A arqueologia peruana não deixa de nos surpreender. Recentemente, pesquisadores escavaram nas ruínas de Pañamarca (norte do Peru) um magnífico recinto cerimonial do povo Moche, datado do século VII d.C. Os moches ocuparam a região norte do Peru entre 350 e 850 d.C. A cada nova escavação, templos e pirâmides são descobertas, revelando uma sociedade violenta e extremamente sofisticada. Sua arte é vibrante, com cores fortes, representando guerreiros e entidades míticas.
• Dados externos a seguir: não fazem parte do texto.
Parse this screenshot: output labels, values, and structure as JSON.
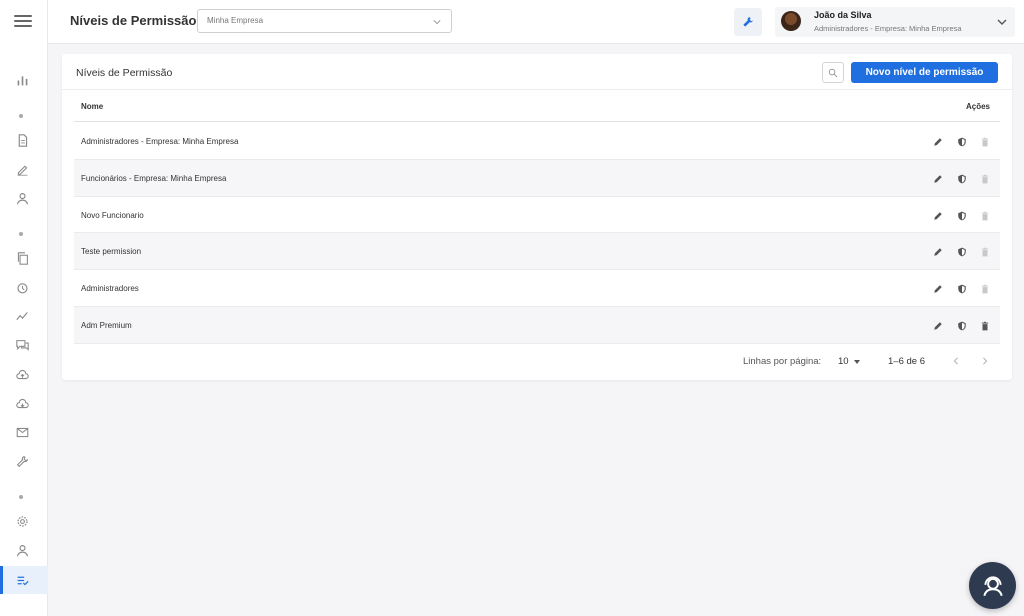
{
  "header": {
    "title": "Níveis de Permissão",
    "company_select": {
      "value": "Minha Empresa"
    }
  },
  "user": {
    "name": "João da Silva",
    "role": "Administradores - Empresa: Minha Empresa"
  },
  "card": {
    "title": "Níveis de Permissão",
    "new_button": "Novo nível de permissão"
  },
  "table": {
    "columns": [
      "Nome",
      "Ações"
    ],
    "rows": [
      {
        "name": "Administradores - Empresa: Minha Empresa",
        "delete_enabled": false
      },
      {
        "name": "Funcionários - Empresa: Minha Empresa",
        "delete_enabled": false
      },
      {
        "name": "Novo Funcionario",
        "delete_enabled": false
      },
      {
        "name": "Teste permission",
        "delete_enabled": false
      },
      {
        "name": "Administradores",
        "delete_enabled": false
      },
      {
        "name": "Adm Premium",
        "delete_enabled": true
      }
    ]
  },
  "pagination": {
    "rows_per_page_label": "Linhas por página:",
    "rows_per_page": "10",
    "range": "1–6 de 6"
  },
  "colors": {
    "primary": "#1f6fe0",
    "chat_fab": "#2d3a4f"
  }
}
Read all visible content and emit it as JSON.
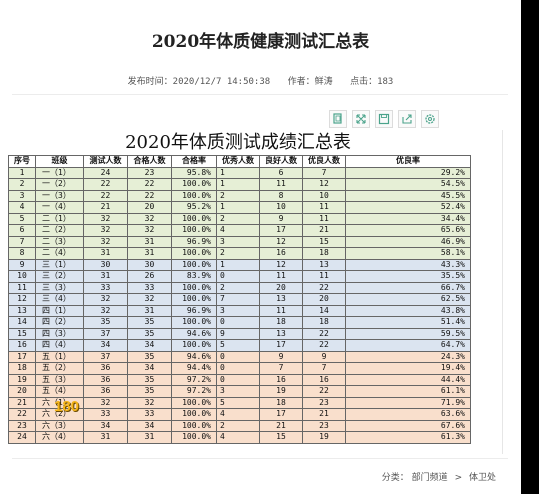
{
  "article": {
    "title": "2020年体质健康测试汇总表",
    "publish_time": "发布时间：2020/12/7 14:50:38",
    "author": "作者：鲜涛",
    "clicks": "点击：183"
  },
  "toolbar": {
    "icons": [
      "copy-icon",
      "fullscreen-icon",
      "save-icon",
      "share-icon",
      "settings-icon"
    ]
  },
  "sheet": {
    "title": "2020年体质测试成绩汇总表",
    "headers": [
      "序号",
      "班级",
      "测试人数",
      "合格人数",
      "合格率",
      "优秀人数",
      "良好人数",
      "优良人数",
      "优良率"
    ],
    "rows": [
      [
        "1",
        "一（1）",
        "24",
        "23",
        "95.8%",
        "1",
        "6",
        "7",
        "29.2%"
      ],
      [
        "2",
        "一（2）",
        "22",
        "22",
        "100.0%",
        "1",
        "11",
        "12",
        "54.5%"
      ],
      [
        "3",
        "一（3）",
        "22",
        "22",
        "100.0%",
        "2",
        "8",
        "10",
        "45.5%"
      ],
      [
        "4",
        "一（4）",
        "21",
        "20",
        "95.2%",
        "1",
        "10",
        "11",
        "52.4%"
      ],
      [
        "5",
        "二（1）",
        "32",
        "32",
        "100.0%",
        "2",
        "9",
        "11",
        "34.4%"
      ],
      [
        "6",
        "二（2）",
        "32",
        "32",
        "100.0%",
        "4",
        "17",
        "21",
        "65.6%"
      ],
      [
        "7",
        "二（3）",
        "32",
        "31",
        "96.9%",
        "3",
        "12",
        "15",
        "46.9%"
      ],
      [
        "8",
        "二（4）",
        "31",
        "31",
        "100.0%",
        "2",
        "16",
        "18",
        "58.1%"
      ],
      [
        "9",
        "三（1）",
        "30",
        "30",
        "100.0%",
        "1",
        "12",
        "13",
        "43.3%"
      ],
      [
        "10",
        "三（2）",
        "31",
        "26",
        "83.9%",
        "0",
        "11",
        "11",
        "35.5%"
      ],
      [
        "11",
        "三（3）",
        "33",
        "33",
        "100.0%",
        "2",
        "20",
        "22",
        "66.7%"
      ],
      [
        "12",
        "三（4）",
        "32",
        "32",
        "100.0%",
        "7",
        "13",
        "20",
        "62.5%"
      ],
      [
        "13",
        "四（1）",
        "32",
        "31",
        "96.9%",
        "3",
        "11",
        "14",
        "43.8%"
      ],
      [
        "14",
        "四（2）",
        "35",
        "35",
        "100.0%",
        "0",
        "18",
        "18",
        "51.4%"
      ],
      [
        "15",
        "四（3）",
        "37",
        "35",
        "94.6%",
        "9",
        "13",
        "22",
        "59.5%"
      ],
      [
        "16",
        "四（4）",
        "34",
        "34",
        "100.0%",
        "5",
        "17",
        "22",
        "64.7%"
      ],
      [
        "17",
        "五（1）",
        "37",
        "35",
        "94.6%",
        "0",
        "9",
        "9",
        "24.3%"
      ],
      [
        "18",
        "五（2）",
        "36",
        "34",
        "94.4%",
        "0",
        "7",
        "7",
        "19.4%"
      ],
      [
        "19",
        "五（3）",
        "36",
        "35",
        "97.2%",
        "0",
        "16",
        "16",
        "44.4%"
      ],
      [
        "20",
        "五（4）",
        "36",
        "35",
        "97.2%",
        "3",
        "19",
        "22",
        "61.1%"
      ],
      [
        "21",
        "六（1）",
        "32",
        "32",
        "100.0%",
        "5",
        "18",
        "23",
        "71.9%"
      ],
      [
        "22",
        "六（2）",
        "33",
        "33",
        "100.0%",
        "4",
        "17",
        "21",
        "63.6%"
      ],
      [
        "23",
        "六（3）",
        "34",
        "34",
        "100.0%",
        "2",
        "21",
        "23",
        "67.6%"
      ],
      [
        "24",
        "六（4）",
        "31",
        "31",
        "100.0%",
        "4",
        "15",
        "19",
        "61.3%"
      ]
    ]
  },
  "overlay_badge": "180",
  "footer": {
    "category_label": "分类：",
    "category": "部门频道",
    "separator": ">",
    "subcategory": "体卫处"
  },
  "colors": {
    "grade_1_2": "#e6efd6",
    "grade_3_4": "#dbe4f0",
    "grade_5_6": "#f9dfcc",
    "toolbar_icon": "#4aa38b",
    "badge": "#f4b41a"
  }
}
Muito de sua história e cosmovisão nos é revelado pelos magníficos murais pintados, pelas tumbas suntuosas (Señor de Sipán / Dama de Cao), arquitetura complexa (Huaca do Sol e Huaca da Lua) e pela cerâmica inigualável, que retrata cenas do cotidiano, animais e criaturas mitológicas.
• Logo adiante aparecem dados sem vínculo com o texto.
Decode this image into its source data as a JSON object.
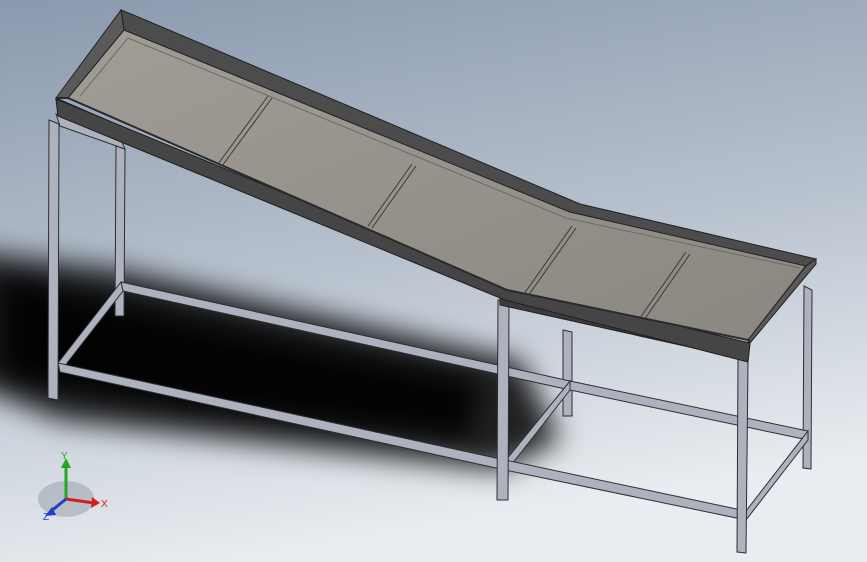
{
  "viewport": {
    "background_top": "#8c9bb0",
    "background_bottom": "#e6eaee",
    "shadow_color": "#000000"
  },
  "model": {
    "name": "inclined-conveyor-table",
    "tray_surface_color": "#8d8a85",
    "tray_rim_color": "#4a4a4a",
    "frame_color": "#aeb2bf",
    "frame_edge_color": "#2d2d33"
  },
  "triad": {
    "x_label": "X",
    "y_label": "Y",
    "z_label": "Z",
    "x_color": "#d22020",
    "y_color": "#28a428",
    "z_color": "#2040c8"
  }
}
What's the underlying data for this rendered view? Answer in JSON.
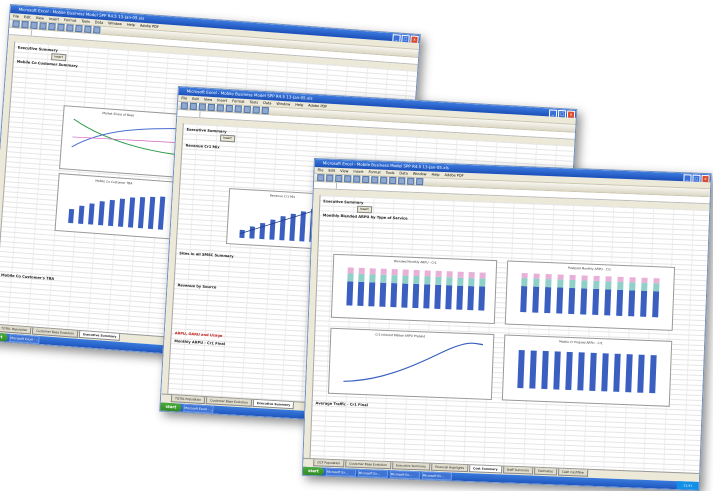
{
  "windows": [
    {
      "title": "Microsoft Excel - Mobile Business Model SPP R4.5 13-Jan-05.xls",
      "menu": [
        "File",
        "Edit",
        "View",
        "Insert",
        "Format",
        "Tools",
        "Data",
        "Window",
        "Help",
        "Adobe PDF"
      ],
      "sheet_heading": "Executive Summary",
      "button": "Insert",
      "sections": [
        "Mobile Co Customer Summary",
        "Mobile Co Customer's TBA"
      ],
      "chart_titles": [
        "Market Share of Base",
        "Mobile Co Customer TBA"
      ],
      "sheet_tabs": [
        "TOTAL Population",
        "Customer Base Evolution",
        "Executive Summary"
      ],
      "task_button": "Microsoft Excel - ..."
    },
    {
      "title": "Microsoft Excel - Mobile Business Model SPP R4.5 13-Jan-05.xls",
      "menu": [
        "File",
        "Edit",
        "View",
        "Insert",
        "Format",
        "Tools",
        "Data",
        "Window",
        "Help",
        "Adobe PDF"
      ],
      "sheet_heading": "Executive Summary",
      "button": "Insert",
      "sections": [
        "Revenue Cr1 Mix",
        "Sites in all SMSC Summary",
        "Revenue by Source",
        "ARPU, OARU and Usage",
        "Monthly ARPU - Cr1 Final"
      ],
      "chart_titles": [
        "Revenue Cr1 Mix"
      ],
      "sheet_tabs": [
        "TOTAL Population",
        "Customer Base Evolution",
        "Executive Summary"
      ],
      "task_button": "Microsoft Excel - ..."
    },
    {
      "title": "Microsoft Excel - Mobile Business Model SPP R4.5 13-Jan-05.xls",
      "menu": [
        "File",
        "Edit",
        "View",
        "Insert",
        "Format",
        "Tools",
        "Data",
        "Window",
        "Help",
        "Adobe PDF"
      ],
      "sheet_heading": "Executive Summary",
      "button": "Insert",
      "sections": [
        "Monthly Blended ARPU by Type of Service",
        "Average Traffic - Cr1 Final"
      ],
      "chart_titles": [
        "Blended Monthly ARPU - Cr1",
        "Postpaid Monthly ARPU - Cr1",
        "Cr1 Interest MBase ARPU Prepaid",
        "Mobile Cr Prepaid ARPU - Cr1"
      ],
      "sheet_tabs": [
        "OCF Population",
        "Customer Base Evolution",
        "Executive Summary",
        "Financial Highlights",
        "Cost Summary",
        "Staff Summary",
        "Estimates",
        "Cash Cashflow"
      ],
      "task_button": "Microsoft Excel - ...",
      "task_items": [
        "Ready",
        "Microsoft Ex...",
        "Microsoft Ex...",
        "Microsoft Ex...",
        "Microsoft Ex..."
      ],
      "clock": "11:41"
    }
  ],
  "start_label": "start",
  "years": [
    "Dec 04",
    "Dec 05",
    "Dec 06",
    "Dec 07",
    "Dec 08",
    "Dec 09",
    "Dec 10",
    "Dec 11",
    "Dec 12",
    "Dec 13",
    "Dec 14",
    "Dec 15",
    "Dec 16"
  ]
}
Em julho deste ano, arqueólogos do projeto Paisagens Arqueológicas de Pañamarca anunciaram a descoberta de uma sala sofisticada, repleta de pinturas murais, contendo pilares e um trono. A iniciativa de pesquisa envolve profissionais do Peru e EUA, e o apoio da National Geographic Society, Museu de História Natural e Ciências de Denver (EUA) e Universidade de Columbia (EUA). O que faz desta descoberta algo especial foi a representação pictórica existente no que Jessica Ortiz Zevallos (diretora do projeto) chamou de “Sala do Imaginário Moche”.
A muito tempo, arqueólogos vem discutindo a posição das mulheres no mundo pré-colombiano. A cada nova escavação, evidências vem surgindo que elas não foram meras coadjuvantes no passado de nosso continente. Elas ocuparam, em muitas ocasiões, posição de poder político e religioso, ocupando a função de sacerdotisas e, aparentemente, de mandatárias numa sociedade violenta e segmentada, marcada pela adoração, oferendas e sacrifícios a entidades míticas. As pinturas da Sala do Imaginário Moche nos revelam uma senhora ocupando um trono, sendo reverenciada por um cortejo de visitantes, provavelmente líderes de senhorios submetidos ao seu poder e pagadores de tributos.
Além de uma mulher poderosa representada nas pinturas – associada as criaturas marítimas, lua crescente e as artes em tecido – temos também representações de serpentes, cervos, aranhas, cães e uma batalha lendária entre um guerreiro moche e povos vindos do mar. A certeza que se trata de uma pessoa real vem de vestígios encontrados no próprio trono, do desgaste de seu acento e encosto, e de provas como fios de cabelos e restauração permanente da pintura; o que prova que o espaço de fato era utilizado de modo permanente.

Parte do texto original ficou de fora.